Mississippi Levels Way Up, Barges At Full Load
By WKyStar Staff
CAIRO, IL - Rapid snowmelt upstream, and relief from drought conditions have helped to bring the upper Mississippi River from dangerously low levels to minor flooding in a matter of days.
At Chester, Illinois on March 2nd, the river level was a scant six feet, but by Wednesday afternoon it had swelled more than 21 feet deeper to flood stage at 27.69 feet. St. Louis is back over 21 feet after negative hydrograph readings through the winter were wiped out by the melting of consecutive 10-inch snows across the Missouri River basin.
The bulge of snowmelt runoff has made its way this weekend to the confluence of the Mississippi and Ohio Rivers at Cairo, where a flood warning is in effect until Tuesday for Alexander and Pulaski counties in Illinois, as well as Ballard, Carlisle, Hickman and Fulton in Kentucky.

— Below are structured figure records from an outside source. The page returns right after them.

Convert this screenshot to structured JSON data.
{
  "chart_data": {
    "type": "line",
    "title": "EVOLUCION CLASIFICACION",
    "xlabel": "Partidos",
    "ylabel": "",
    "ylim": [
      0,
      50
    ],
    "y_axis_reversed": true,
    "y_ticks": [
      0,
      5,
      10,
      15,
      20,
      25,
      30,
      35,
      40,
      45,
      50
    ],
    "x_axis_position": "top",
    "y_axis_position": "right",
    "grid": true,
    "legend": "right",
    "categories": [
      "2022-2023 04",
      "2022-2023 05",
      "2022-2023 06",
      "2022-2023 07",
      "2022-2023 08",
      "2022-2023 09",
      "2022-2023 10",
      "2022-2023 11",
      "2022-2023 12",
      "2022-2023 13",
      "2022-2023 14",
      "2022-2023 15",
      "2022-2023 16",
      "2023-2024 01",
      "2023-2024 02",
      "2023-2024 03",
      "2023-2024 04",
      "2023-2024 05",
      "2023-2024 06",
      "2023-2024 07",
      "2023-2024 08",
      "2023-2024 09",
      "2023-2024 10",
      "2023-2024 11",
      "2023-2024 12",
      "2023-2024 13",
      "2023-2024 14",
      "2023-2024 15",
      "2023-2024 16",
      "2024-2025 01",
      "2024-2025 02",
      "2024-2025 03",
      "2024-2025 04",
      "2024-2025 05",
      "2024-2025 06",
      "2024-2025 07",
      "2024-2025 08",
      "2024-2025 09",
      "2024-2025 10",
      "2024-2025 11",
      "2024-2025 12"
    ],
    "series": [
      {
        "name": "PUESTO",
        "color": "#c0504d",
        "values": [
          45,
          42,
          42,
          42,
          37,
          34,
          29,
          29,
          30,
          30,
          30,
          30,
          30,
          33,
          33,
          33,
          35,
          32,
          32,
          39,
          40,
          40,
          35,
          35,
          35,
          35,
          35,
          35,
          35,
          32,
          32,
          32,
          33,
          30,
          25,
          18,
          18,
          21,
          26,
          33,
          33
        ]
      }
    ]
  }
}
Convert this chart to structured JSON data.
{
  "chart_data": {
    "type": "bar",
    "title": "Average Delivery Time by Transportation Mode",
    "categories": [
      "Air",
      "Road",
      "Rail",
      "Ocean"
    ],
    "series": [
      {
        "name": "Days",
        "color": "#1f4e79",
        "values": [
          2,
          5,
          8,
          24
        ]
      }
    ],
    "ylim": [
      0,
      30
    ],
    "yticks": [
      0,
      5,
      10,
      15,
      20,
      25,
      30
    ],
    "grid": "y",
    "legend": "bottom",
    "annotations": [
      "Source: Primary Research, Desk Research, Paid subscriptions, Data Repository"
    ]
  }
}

This is a stark difference from the past winter, when barges had to travel half-empty to avoid running aground between Cape Girardeau and St. Louis. The river hit a historic low point on New Years Day, and barges had to take turns getting through suddenly-narrow passages. Underwater rock formations that were usually well below the hulls of towboats had to be excavated, and the threat of a complete shutdown of river traffic could have crippled commercial transport of commodities throughout the Midwest.
For most of the Midwest, 2012 was one of the hottest and driest summers ever. Western Kentucky and southern Illinois made up the bullseye of a large region of "exceptional" drought, the most severe level on the National Drought Monitor. Now our area has returned to normal moisture conditions, and timely rains have gone a long way toward replenishing many ponds and streams.
However, barge company officials are wary about the future. They say it will take still more sustained rain and snow through the year to avoid a repeat of the recent drastic situation.